Earthworks, a professional development workshop for secondary school science teachers sponsored by CU-Boulder's Cooperative Institute for Research in Environmental Sciences, or CIRES, will run through June 27.
"The goal of our program is to help middle and high school teachers design Earth science curriculum for their students," says Genny Healy, CIRES' Earthworks coordinator. "Our philosophy is that people learn science by doing science. We teach scientific inquiry using a hands-on approach and help teachers find new strategies for bringing science into the classroom."
The annual program began on June 21 and is free to selected applicants from across the United States. CIRES supplies participants with travel expenses, lodging, meals and curriculum materials.
This year, 24 teachers will take part in the workshop, nine of them returning participants.

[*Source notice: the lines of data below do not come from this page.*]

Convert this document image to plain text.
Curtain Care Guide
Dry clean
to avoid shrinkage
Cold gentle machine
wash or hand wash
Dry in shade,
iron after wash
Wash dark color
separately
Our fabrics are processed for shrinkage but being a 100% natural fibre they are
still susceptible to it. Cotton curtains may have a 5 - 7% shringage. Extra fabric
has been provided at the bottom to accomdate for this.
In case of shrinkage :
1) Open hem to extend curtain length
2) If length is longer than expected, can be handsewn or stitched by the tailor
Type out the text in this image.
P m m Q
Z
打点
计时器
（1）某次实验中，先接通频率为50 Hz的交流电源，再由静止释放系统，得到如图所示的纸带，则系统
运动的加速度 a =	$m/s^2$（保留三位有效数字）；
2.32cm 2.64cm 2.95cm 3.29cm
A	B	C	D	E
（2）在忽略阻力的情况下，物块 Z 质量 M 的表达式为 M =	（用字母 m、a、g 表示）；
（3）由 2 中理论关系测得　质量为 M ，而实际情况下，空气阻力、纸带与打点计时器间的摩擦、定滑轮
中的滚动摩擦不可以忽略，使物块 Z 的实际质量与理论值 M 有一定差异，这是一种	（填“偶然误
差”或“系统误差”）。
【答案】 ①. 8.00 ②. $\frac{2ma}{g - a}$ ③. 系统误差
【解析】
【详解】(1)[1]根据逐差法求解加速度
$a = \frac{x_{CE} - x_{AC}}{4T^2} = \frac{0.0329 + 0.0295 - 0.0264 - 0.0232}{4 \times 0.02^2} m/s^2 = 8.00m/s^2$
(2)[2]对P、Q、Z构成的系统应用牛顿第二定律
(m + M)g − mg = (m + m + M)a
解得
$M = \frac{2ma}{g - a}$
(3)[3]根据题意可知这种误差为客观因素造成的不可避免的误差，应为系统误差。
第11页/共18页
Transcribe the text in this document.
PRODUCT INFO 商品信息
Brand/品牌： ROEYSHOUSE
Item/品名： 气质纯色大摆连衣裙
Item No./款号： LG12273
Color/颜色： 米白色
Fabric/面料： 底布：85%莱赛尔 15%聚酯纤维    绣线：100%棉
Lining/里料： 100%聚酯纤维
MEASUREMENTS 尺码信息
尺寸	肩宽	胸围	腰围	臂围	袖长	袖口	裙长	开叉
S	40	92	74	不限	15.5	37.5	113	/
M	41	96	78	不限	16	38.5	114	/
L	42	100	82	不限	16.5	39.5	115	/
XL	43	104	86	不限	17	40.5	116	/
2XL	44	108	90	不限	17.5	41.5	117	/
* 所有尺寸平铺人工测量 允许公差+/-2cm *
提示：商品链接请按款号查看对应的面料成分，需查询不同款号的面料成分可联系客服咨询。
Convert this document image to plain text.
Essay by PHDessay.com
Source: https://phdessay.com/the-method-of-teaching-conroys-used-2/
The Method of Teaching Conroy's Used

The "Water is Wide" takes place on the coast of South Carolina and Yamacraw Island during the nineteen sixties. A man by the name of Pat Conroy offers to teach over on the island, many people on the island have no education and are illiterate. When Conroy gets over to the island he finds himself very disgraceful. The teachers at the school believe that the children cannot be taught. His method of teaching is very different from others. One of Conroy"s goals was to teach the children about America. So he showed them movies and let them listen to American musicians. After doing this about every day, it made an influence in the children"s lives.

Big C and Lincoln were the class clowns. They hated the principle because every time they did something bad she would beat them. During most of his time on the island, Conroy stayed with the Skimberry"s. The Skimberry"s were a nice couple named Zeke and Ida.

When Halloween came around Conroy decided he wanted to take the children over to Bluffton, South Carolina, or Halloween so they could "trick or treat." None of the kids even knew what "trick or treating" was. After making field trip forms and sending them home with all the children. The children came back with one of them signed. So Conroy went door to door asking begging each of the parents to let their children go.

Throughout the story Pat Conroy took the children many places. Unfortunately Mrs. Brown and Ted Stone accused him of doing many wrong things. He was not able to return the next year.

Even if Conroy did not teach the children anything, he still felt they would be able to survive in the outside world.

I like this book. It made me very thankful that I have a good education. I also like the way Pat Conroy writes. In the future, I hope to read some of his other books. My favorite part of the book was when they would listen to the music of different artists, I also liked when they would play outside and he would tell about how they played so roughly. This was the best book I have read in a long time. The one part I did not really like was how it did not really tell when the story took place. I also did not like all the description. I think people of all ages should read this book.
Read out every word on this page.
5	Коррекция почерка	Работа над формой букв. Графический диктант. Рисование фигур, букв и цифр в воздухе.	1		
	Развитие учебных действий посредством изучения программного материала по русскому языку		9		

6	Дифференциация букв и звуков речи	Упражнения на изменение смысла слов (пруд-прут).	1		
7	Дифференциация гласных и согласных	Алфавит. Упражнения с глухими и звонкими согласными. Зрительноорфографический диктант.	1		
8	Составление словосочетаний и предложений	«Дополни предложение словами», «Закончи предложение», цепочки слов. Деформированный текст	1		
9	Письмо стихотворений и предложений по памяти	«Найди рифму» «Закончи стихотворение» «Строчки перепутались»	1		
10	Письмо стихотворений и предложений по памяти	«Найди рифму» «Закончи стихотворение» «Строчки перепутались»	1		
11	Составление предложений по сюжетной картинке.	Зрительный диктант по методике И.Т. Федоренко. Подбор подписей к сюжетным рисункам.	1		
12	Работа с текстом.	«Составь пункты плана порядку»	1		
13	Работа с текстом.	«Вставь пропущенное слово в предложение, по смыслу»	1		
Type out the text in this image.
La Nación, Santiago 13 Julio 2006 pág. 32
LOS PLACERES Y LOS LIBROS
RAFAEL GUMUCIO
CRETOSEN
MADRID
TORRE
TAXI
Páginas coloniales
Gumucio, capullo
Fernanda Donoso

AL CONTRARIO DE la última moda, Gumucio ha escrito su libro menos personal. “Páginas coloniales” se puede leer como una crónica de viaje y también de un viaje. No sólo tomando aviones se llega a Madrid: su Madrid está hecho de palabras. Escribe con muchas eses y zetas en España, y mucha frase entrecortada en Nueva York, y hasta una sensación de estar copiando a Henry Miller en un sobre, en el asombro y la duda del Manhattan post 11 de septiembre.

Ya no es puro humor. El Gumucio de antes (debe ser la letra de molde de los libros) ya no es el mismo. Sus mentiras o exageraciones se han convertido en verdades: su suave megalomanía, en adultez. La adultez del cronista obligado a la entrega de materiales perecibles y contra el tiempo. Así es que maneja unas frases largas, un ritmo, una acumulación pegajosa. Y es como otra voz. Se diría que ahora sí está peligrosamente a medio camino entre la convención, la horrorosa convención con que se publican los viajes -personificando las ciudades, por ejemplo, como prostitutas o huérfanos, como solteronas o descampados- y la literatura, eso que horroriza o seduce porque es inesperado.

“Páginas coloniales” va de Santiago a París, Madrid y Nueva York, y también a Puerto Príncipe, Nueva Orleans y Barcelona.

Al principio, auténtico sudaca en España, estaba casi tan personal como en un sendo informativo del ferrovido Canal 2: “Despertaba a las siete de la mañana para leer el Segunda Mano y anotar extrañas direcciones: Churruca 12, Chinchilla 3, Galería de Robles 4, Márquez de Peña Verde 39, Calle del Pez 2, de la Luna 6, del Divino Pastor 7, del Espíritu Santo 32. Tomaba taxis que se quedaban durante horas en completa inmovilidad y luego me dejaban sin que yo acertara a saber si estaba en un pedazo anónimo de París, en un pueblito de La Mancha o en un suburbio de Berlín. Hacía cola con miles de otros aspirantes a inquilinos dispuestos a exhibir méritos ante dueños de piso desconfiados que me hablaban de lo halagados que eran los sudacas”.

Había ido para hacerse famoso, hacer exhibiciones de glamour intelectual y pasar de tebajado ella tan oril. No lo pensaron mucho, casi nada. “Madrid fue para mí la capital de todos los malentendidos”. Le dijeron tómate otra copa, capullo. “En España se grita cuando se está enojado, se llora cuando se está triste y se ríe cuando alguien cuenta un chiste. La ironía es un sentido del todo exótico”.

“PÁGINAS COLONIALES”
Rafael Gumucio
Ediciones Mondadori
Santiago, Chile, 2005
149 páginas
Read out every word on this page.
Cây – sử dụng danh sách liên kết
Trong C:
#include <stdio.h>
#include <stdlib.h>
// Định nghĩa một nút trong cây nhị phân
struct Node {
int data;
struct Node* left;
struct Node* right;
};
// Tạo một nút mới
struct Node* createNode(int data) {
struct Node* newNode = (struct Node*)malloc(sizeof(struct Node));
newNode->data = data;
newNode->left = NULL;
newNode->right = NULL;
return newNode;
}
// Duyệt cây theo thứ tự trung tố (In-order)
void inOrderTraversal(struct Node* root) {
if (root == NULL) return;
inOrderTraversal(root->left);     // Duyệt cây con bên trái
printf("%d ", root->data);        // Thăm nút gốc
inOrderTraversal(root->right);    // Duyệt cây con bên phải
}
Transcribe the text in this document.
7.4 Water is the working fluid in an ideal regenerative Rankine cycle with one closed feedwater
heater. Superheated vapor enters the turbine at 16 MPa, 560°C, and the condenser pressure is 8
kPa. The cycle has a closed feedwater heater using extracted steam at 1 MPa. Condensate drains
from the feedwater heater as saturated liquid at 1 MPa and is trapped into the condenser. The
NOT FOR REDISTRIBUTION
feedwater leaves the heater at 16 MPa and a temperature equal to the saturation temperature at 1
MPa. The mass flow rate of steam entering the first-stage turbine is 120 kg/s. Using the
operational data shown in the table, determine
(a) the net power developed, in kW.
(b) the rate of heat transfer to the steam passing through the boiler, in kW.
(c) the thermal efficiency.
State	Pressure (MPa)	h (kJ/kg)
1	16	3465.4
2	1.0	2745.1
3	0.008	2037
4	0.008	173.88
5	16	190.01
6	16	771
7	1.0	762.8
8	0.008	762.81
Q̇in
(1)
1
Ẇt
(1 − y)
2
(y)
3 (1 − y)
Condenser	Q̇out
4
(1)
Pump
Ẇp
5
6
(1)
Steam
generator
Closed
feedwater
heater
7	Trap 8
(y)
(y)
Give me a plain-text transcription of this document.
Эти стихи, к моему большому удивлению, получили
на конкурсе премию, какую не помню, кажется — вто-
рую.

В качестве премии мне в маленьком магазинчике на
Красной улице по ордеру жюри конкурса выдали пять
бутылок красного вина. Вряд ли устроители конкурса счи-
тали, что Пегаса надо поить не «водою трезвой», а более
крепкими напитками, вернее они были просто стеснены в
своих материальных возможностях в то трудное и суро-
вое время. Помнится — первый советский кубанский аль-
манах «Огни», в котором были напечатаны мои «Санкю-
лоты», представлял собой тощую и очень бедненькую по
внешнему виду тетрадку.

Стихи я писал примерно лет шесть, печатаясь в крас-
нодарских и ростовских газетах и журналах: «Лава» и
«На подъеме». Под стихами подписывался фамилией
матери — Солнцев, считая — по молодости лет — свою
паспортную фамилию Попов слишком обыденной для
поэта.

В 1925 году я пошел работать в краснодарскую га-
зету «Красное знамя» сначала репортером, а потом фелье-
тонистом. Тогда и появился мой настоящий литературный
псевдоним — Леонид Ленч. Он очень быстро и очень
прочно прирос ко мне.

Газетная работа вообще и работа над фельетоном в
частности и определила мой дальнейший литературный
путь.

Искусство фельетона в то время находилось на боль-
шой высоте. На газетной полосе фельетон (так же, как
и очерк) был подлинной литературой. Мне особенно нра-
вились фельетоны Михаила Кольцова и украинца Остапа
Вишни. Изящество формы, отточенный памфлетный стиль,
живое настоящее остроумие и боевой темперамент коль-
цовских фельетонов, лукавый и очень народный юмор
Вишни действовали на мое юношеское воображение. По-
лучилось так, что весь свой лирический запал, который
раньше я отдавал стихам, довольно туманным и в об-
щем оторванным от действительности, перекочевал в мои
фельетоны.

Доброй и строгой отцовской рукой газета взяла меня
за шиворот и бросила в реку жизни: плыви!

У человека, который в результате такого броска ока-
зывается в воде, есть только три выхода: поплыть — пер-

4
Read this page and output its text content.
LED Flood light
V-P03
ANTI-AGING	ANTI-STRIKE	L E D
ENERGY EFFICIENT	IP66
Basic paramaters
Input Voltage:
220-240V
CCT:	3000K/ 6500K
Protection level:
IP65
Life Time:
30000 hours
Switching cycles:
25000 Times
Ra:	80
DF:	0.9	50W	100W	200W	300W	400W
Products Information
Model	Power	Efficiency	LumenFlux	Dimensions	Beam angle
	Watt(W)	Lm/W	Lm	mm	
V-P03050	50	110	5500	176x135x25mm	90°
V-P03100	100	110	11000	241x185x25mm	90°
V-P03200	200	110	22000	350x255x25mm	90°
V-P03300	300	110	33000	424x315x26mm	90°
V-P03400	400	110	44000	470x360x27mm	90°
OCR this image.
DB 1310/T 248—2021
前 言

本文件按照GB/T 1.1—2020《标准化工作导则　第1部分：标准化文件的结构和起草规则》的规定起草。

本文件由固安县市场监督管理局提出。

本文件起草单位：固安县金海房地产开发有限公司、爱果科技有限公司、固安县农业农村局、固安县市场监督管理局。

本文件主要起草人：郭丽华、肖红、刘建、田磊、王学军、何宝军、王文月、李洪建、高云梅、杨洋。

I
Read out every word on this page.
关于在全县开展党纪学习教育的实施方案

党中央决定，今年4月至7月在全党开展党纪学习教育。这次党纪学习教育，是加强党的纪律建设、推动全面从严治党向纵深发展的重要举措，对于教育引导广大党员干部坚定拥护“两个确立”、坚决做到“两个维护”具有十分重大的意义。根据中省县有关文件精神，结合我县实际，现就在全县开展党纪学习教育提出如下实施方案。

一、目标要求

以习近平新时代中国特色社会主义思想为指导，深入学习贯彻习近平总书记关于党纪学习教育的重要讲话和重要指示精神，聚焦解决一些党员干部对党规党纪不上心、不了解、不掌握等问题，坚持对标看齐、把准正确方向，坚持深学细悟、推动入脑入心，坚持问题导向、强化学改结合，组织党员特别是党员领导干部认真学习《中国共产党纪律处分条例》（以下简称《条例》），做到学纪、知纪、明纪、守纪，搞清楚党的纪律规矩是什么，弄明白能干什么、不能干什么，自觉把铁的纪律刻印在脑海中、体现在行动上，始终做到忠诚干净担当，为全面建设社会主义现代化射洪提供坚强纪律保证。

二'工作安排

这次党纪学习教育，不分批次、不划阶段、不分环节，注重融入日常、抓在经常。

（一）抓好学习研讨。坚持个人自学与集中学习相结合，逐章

Scientists work with the teachers in small teams, conducting fieldwork, taking observations and joining in discussions. The scientists come from a variety of disciplines and institutions including the University of Colorado at Boulder and CIRES scientists based at National Oceanic and Atmospheric Administration labs around Boulder, Colorado State University and the National Center for Atmospheric Research.
The workshop setting offers many options for Earth science projects. Held at the 1,040-acre Cal-Wood Environmental Education Center northwest of Boulder, Cal-Wood contains an old homestead and an abandoned mica mine. Its forested grounds teem with deer, elk, black bear, mountain lion and bird populations.
Edie Clark, a sixth-grade science teacher from Cornerstone Academy, a middle school in the Spring Branch Independent School District in Houston, is returning for her third summer at Earthworks.
Her first year, Clark developed a project correlating weather to air pollution, for which her students learned to assess cloud types and take measurements of such weather variables as temperature, wind direction, wind speed and percentage of cloud cover. They also learned how to detect ozone levels and to note how the levels changed with the weather.
The project was so successful that Clark was awarded a $5,000 grant from British Petroleum this year.
"We used the money for new ozone detectors and other lab equipment," Clark said. "Subsequently, we received two additional grants for class work based on my Earthworks projects."
The grants helped fund the purchase of nets, water test kits and books for the pond and creek study Clark developed during Earthworks 2002. Clark's students compared a pond near their school with a creek in the area. The project explored how the movement of water affects the chemistry of the water and the diversity of living things found in it, she said.
"Our studies take place in a heavily impacted urban area," Clark said. "My goal is to have the kids help educate the Spring Valley community about the value of not dumping fluids into storm drains, so we'll continue that project this year.
"Also in 2003 I want to develop a curriculum for a lichen study connected to air pollution, so I need to learn how to conduct lichen sampling."
Preparation at Earthworks seems to be paying off for teachers.
"Our principal readily supports these project-based studies because the kids do spectacularly well on their state tests," Clark said. "The program is great. Teachers should really know about Earthworks."